Promotional Jealousy

Question to Ask the  Workplace Doctors about jealousy over promotion:

I was recently promoted to manager over two of my peers who had actually been in the department longer than I have. I’ve been there 21 years; one has been there 29 years and the other 33 years.We are all supervisors and now I will be their supervisor and they feel that they should’ve gotten the job. How do I handle this jealousy and what should I do, if anything, to curtail any tension?

Signed, Uneasy

Dear Uneasy:

You are no new hire; 21 years on the job is not really much different in tenure than those two in the department who you will now supervise. Longer tenure is not the major criteria for who is promoted. From here, I assume that those who made the decision to promote you to manager two peers, based it on your competence and ability to work with people. Take quiet pride and assurance in that.

You ask: How do I handle this jealousy and what should I do, if anything, to curtail any tension? You do what you were hired to do. Keep communication open, but don’t be not overly dependent with your own superior. In this new position, you will be expected to see the big picture; your department’s interaction with other departments and especially with internal and external customers.

The key issue is what your department delivers and the satisfaction of those who need your product and/or services. The term TQM, although not so popular of a couple of decades ago, symbolizes the mindset that is a precondition of delivering high quality. Focus on that. More importantly, engage your peers and encourage them to engage those they supervise in the pursuit of quality.

What might that mean for your department is something that I can’t know from here, but I do know that it entails:

· Cutting waste–wasted supplies, wasted energy, wasted time, and wasted money. You can engage those who you now supervise in a Cut Waste Effort.

· Making numbers count; six sigma might not apply to your operations, but what undoubtedly matters is cost. Engage those you say are peers in making numbers visible and understood.
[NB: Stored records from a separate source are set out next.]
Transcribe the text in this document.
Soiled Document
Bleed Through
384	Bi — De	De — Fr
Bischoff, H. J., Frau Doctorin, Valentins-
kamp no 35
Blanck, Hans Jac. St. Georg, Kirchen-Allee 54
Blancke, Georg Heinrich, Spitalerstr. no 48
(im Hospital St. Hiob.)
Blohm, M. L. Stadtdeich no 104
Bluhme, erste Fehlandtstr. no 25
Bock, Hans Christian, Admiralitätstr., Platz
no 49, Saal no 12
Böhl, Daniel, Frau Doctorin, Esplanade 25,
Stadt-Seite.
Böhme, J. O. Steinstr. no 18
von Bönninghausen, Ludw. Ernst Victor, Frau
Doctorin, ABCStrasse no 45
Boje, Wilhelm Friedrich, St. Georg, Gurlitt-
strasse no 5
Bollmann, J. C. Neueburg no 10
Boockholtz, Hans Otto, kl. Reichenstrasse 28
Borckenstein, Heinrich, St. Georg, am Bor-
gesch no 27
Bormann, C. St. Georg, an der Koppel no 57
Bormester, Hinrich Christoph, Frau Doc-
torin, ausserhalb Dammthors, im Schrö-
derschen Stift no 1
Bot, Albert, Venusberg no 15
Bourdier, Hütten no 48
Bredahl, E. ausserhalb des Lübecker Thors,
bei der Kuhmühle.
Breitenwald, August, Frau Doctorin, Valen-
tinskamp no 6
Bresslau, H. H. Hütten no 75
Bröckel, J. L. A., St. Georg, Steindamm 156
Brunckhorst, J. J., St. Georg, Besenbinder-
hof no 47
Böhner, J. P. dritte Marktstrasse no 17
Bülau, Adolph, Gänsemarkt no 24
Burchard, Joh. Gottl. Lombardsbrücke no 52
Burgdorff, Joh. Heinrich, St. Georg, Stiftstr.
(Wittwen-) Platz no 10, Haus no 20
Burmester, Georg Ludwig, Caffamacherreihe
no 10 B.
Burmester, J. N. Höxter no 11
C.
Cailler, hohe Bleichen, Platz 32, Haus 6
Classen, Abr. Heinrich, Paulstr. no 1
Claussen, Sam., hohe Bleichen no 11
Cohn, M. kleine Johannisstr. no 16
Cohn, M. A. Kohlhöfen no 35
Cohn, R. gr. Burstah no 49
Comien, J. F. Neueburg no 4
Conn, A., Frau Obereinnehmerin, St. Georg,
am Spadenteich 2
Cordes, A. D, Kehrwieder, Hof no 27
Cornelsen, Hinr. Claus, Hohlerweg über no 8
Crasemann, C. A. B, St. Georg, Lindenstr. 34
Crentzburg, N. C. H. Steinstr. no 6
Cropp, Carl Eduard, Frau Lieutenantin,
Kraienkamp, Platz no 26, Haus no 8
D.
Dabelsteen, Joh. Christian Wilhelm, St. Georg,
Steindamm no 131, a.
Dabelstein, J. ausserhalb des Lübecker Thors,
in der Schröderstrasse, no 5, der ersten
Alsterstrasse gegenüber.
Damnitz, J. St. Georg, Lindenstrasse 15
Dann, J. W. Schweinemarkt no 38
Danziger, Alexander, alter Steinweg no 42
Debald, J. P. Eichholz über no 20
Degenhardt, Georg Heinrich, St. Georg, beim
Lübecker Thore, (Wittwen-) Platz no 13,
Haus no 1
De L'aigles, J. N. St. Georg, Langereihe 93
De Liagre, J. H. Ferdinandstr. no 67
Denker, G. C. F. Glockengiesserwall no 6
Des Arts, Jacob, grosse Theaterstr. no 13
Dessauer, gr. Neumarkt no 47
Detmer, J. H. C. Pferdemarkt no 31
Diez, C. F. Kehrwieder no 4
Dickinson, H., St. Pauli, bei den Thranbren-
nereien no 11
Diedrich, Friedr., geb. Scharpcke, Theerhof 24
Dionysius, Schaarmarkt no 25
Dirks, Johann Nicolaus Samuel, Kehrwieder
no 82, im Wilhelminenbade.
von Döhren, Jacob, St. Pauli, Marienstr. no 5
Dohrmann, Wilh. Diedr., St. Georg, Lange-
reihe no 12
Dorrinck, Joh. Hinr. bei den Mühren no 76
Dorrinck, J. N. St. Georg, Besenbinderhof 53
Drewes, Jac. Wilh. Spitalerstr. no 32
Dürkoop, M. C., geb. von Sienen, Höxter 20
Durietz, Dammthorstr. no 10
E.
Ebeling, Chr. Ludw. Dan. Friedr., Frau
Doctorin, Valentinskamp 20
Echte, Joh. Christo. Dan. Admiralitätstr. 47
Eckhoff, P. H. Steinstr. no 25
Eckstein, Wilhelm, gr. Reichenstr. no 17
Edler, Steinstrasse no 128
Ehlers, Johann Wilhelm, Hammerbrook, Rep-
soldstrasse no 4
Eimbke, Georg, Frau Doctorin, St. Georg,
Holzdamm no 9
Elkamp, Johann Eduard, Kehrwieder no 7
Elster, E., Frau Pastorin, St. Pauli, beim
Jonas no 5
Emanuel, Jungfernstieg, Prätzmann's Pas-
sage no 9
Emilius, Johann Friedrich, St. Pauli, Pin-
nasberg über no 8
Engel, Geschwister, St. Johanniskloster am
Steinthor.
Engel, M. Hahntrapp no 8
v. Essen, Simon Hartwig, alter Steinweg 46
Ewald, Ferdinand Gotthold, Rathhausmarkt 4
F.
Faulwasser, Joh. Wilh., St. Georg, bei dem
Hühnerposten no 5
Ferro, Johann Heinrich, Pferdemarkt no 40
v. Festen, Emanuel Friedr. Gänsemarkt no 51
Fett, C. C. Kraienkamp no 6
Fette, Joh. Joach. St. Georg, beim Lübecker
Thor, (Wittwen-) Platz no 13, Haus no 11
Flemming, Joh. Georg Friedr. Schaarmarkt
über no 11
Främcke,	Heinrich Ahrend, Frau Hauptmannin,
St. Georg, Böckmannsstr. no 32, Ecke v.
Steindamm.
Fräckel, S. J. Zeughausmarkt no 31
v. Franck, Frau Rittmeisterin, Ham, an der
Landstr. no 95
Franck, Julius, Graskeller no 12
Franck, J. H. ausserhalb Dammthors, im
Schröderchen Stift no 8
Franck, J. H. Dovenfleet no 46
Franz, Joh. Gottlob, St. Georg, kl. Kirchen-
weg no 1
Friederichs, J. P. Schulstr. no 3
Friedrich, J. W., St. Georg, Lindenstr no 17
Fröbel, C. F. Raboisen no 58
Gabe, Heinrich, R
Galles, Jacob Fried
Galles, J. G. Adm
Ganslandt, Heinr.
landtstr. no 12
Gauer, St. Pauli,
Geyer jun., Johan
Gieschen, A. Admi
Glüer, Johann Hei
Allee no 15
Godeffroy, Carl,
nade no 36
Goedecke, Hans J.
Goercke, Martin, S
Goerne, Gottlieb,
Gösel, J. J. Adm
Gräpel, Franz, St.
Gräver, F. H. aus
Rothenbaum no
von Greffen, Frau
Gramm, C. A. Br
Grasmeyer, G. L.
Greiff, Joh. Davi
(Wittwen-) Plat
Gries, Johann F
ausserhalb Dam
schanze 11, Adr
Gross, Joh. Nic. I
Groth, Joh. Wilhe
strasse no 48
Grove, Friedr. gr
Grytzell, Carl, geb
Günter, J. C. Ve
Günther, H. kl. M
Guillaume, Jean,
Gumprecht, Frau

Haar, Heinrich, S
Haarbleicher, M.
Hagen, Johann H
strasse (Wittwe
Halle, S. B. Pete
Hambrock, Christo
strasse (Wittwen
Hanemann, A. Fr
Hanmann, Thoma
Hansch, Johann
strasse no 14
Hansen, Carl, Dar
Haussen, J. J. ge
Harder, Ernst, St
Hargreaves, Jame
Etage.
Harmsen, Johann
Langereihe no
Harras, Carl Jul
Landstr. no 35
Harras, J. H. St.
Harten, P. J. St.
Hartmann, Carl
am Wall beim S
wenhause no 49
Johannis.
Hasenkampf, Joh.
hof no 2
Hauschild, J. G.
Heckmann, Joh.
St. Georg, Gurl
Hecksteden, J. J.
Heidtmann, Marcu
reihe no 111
I’ve seen posted days without defects, without safety errors, without absences, and with what is put out the door without defects and redos.

· Think team. You now have been named leader of two supervisors with a bit longer tenure than you. I don’t know if your department functioned as a team, before, but it can do so now. How? Start by thinking WEGO. That is my four-letter word for thinking how working together with hands, head, and heart takes and makes big WEGOS.

By that I mean getting to team-mindedness begins with a leader who has skull sessions with all on the team. They are so busy at working as if they collectively owned their department and workplace that there is no time for jealousy. Each week they huddle and plan what needs doing. They applaud what has gone well and confront what need correction. They cheer each other on. They continuously innovate, in both small and big ways.

· If you see evidence of jealousy or sense it is present, you might have a candid time out meeting with these two peers. Tell them that you understand they might have wanted the position and that you know it will not be an easy job without their support and cooperation. You might also hammer out do and don’t rules about how you and they want to communicate; about what, when, how often, and where. Talk about talk; how you talk to one another, what you don’t gossip about, how you deal with rumors and criticism. Getting them involved in do and don’t communication rule making can set the tone for shared-leadership.

Do any of these suggestions address your desire to curtail tension and jealousy? Obviously, you want to follow the ways things have been done in the past, but you also can help shape a workplace in which you and those you supervise want to come to work, and feel you are genuine stakeholders in the future of your workplace. I will be interested in what you learn; about managing. It a continuous learning experience.